SpaceX has now launched two rockets on the same calendar day from its two Space Coast pads four times in 2023. Musk stated in 2023 that the company planned to speed up the turnaround time at its main Cape Canaveral pad in order to launch at least two rockets a week from SLC 40. It accomplished a record turnaround on that pad back from August 3–6 by launching two Falcon 9s in a span of three days, twenty-one hours, and forty-one minutes.

In October, Bill Gerstenmaier, the vice president of build and reliability at SpaceX, informed a Senate subcommittee that the company planned to launch 12 times a month in 2024, or 144 times in total.

“[If] all goes well, SpaceX’s total launch mass to orbit will increase ~50% next year, not including Starship,” Musk wrote on Twitter.

Arriving at the Space Coast launch pad in 2024

In the meantime, United Launch Alliance is working to complete the remaining 17 Atlas V lone Delta IV Heavy rocket launches while accelerating the development of its new Vulcan Heavy rocket.

Additionally, SpaceX is finishing up construction at SLC 40 on a new crew access arm that will enable human spaceflight from Cape Canaveral and KSC.

The private Axiom Space mission Axiom 3, which is scheduled to launch to the International Space Station (ISS) later this month, will be the vehicle’s first intended human spaceflight of the year. The flight will continue to target the launch pad at KSC no earlier than January 17.

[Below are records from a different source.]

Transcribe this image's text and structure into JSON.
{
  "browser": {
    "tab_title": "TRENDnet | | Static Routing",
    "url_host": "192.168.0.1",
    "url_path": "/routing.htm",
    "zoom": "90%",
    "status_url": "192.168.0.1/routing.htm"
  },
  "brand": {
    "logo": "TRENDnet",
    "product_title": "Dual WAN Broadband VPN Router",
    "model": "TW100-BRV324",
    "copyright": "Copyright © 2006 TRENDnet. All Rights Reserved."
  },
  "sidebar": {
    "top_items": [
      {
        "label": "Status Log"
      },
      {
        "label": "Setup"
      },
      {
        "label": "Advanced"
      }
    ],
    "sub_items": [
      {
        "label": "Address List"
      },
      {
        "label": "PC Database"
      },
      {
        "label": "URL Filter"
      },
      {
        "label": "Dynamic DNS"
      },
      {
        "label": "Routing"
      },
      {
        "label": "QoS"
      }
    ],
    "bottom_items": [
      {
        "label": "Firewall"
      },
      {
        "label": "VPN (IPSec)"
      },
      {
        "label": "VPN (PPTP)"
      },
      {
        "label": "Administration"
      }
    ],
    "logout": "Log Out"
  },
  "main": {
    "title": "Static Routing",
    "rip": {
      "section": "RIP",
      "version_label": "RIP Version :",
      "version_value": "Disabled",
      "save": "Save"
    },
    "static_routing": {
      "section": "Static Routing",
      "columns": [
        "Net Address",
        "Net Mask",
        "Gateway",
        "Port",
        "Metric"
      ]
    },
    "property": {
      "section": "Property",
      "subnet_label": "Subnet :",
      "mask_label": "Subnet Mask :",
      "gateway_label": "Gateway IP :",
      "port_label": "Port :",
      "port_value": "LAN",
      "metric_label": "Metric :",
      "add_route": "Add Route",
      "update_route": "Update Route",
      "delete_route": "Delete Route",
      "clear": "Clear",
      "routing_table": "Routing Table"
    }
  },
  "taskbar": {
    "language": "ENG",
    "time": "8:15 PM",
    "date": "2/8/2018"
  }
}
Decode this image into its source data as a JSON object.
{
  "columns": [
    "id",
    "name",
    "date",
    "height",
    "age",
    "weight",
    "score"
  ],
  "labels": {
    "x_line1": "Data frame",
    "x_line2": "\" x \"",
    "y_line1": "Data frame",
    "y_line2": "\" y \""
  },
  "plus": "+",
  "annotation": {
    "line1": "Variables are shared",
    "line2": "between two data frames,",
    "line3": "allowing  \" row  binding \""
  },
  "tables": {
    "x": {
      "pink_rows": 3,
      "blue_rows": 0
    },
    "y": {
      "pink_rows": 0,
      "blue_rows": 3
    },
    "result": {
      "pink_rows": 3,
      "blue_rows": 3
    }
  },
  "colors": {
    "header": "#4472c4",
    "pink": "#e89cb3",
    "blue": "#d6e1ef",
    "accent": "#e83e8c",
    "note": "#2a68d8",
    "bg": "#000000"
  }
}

The company’s ability to eventually bring its Starship and Super Heavy rocket to the Space Coast is facilitated by having two launch pads in Florida that are ready for crews to use. At KSC, SpaceX is still constructing the Starship launch tower.

For the time being, Starship is preparing for its third orbital test flight from Starbase, the company’s launch facility in Boca Chica, Texas. The company conducted static fire engine tests prior to the new year, so the hardware for flight No. 3 is already in place. However, the results of the first two attempts in 2023 were explosive.

The objective is for it to become the first fully reusable rocket with the Super Heavy booster and Starship first-stage both able to make successful recovery landings when it does eventually launch.